Theorem 12 of Simon-Gabriel & Sch\"olkopf (JMLR, 2018) seemed to close a 40-year-old quest to characterize maximum mean discrepancies (MMD) that metrize the weak convergence of probability measures. We prove, however, that the theorem is incorrect and provide a correction. We show that, on a locally compact, non-compact, Hausdorff space, the MMD of a bounded continuous Borel measurable kernel k, whose RKHS-functions vanish at infinity, metrizes the weak convergence of probability measures if and only if k is continuous and integrally strictly positive definite (ISPD) over all signed, finite, regular Borel measures. We also show that, contrary to the claim of the aforementioned Theorem 12, there exist both bounded continuous ISPD kernels that do not metrize weak convergence and bounded continuous non-ISPD kernels that do metrize it.
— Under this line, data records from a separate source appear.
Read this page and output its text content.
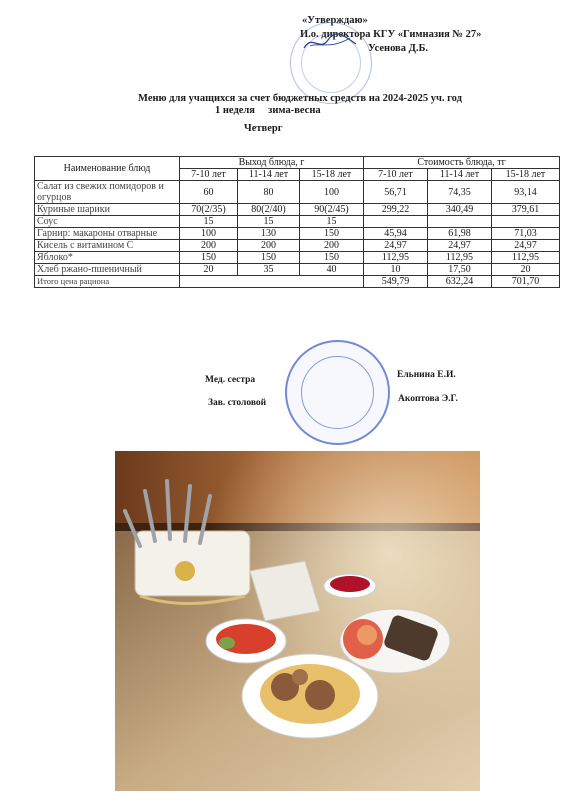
«Утверждаю»
И.о. директора КГУ «Гимназия № 27»
Усенова Д.Б.
Меню для учащихся за счет бюджетных средств на 2024-2025 уч. год
1 неделя     зима-весна
Четверг
Наименование блюд	Выход блюда, г			Стоимость блюда, тг		
	7-10 лет	11-14 лет	15-18 лет	7-10 лет	11-14 лет	15-18 лет
Салат из свежих помидоров и огурцов	60	80	100	56,71	74,35	93,14
Куриные шарики	70(2/35)	80(2/40)	90(2/45)	299,22	340,49	379,61
Соус	15	15	15			
Гарнир: макароны отварные	100	130	150	45,94	61,98	71,03
Кисель с витамином С	200	200	200	24,97	24,97	24,97
Яблоко*	150	150	150	112,95	112,95	112,95
Хлеб ржано-пшеничный	20	35	40	10	17,50	20
Итого цена рациона				549,79	632,24	701,70
Мед. сестра	Ельнина Е.И.
Зав. столовой	Акоптова Э.Г.
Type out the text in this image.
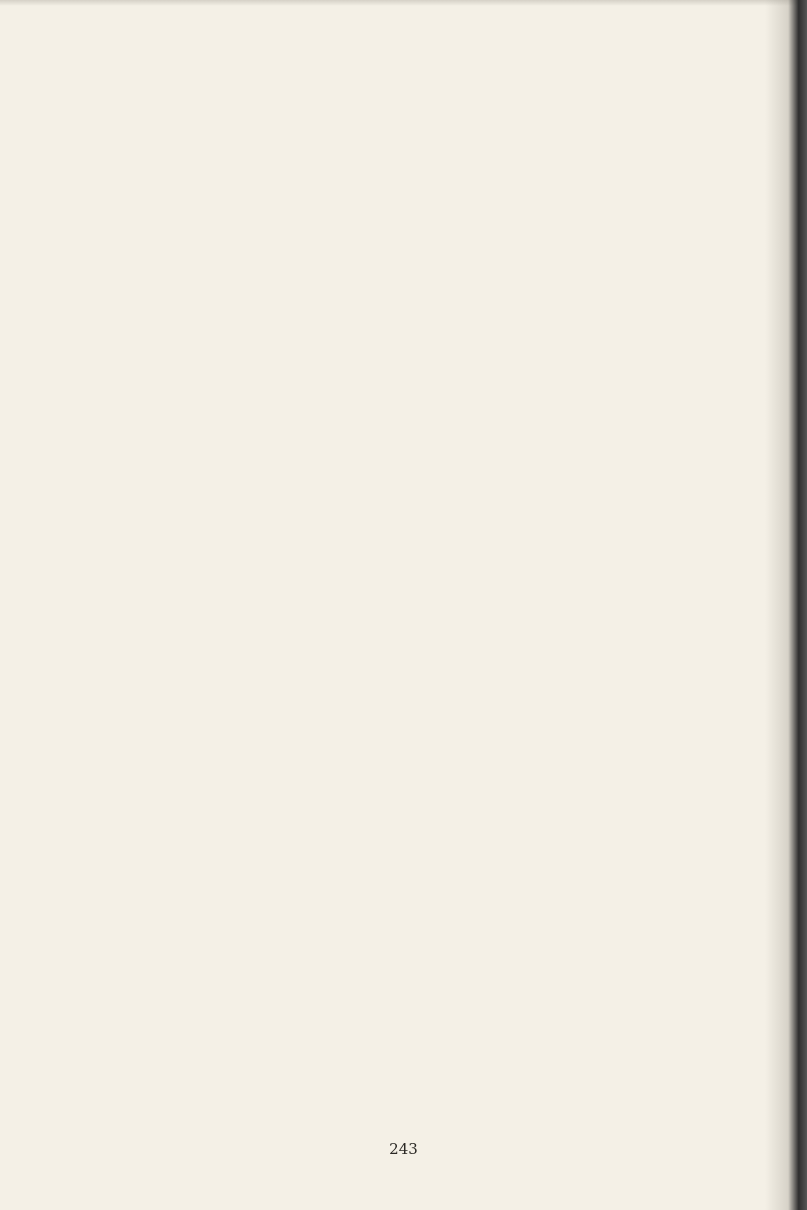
243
翻译：Simon-Gabriel & Sch\'olkopf(JMLR,2018年)的12号理论似乎结束了40年来对最大平均值差异(MMD)的描述,这种差异使概率措施的趋同弱化。然而,我们证明,该理论是不正确的,并提供了纠正。我们证明,在当地一个非集约、非集约的Hausdorf空间,一个受约束的连续连续波雷尔可测量内核的MDMD(MMD)中,该内核的RKHS功能在无限性时消失,使概率措施的趋同弱(MMD)在K是持续和完全确定(ISPD)对所有已签署的、限定的、常规的博雷尔措施(ISPD)中微弱的趋同。我们还表明,与上述12号理论的主张相反,存在两个不协调弱趋同的连续的ISD内核内核的相互连接的内核,没有使弱趋同和连续的非ISPD内核内核内核的内核进行融化。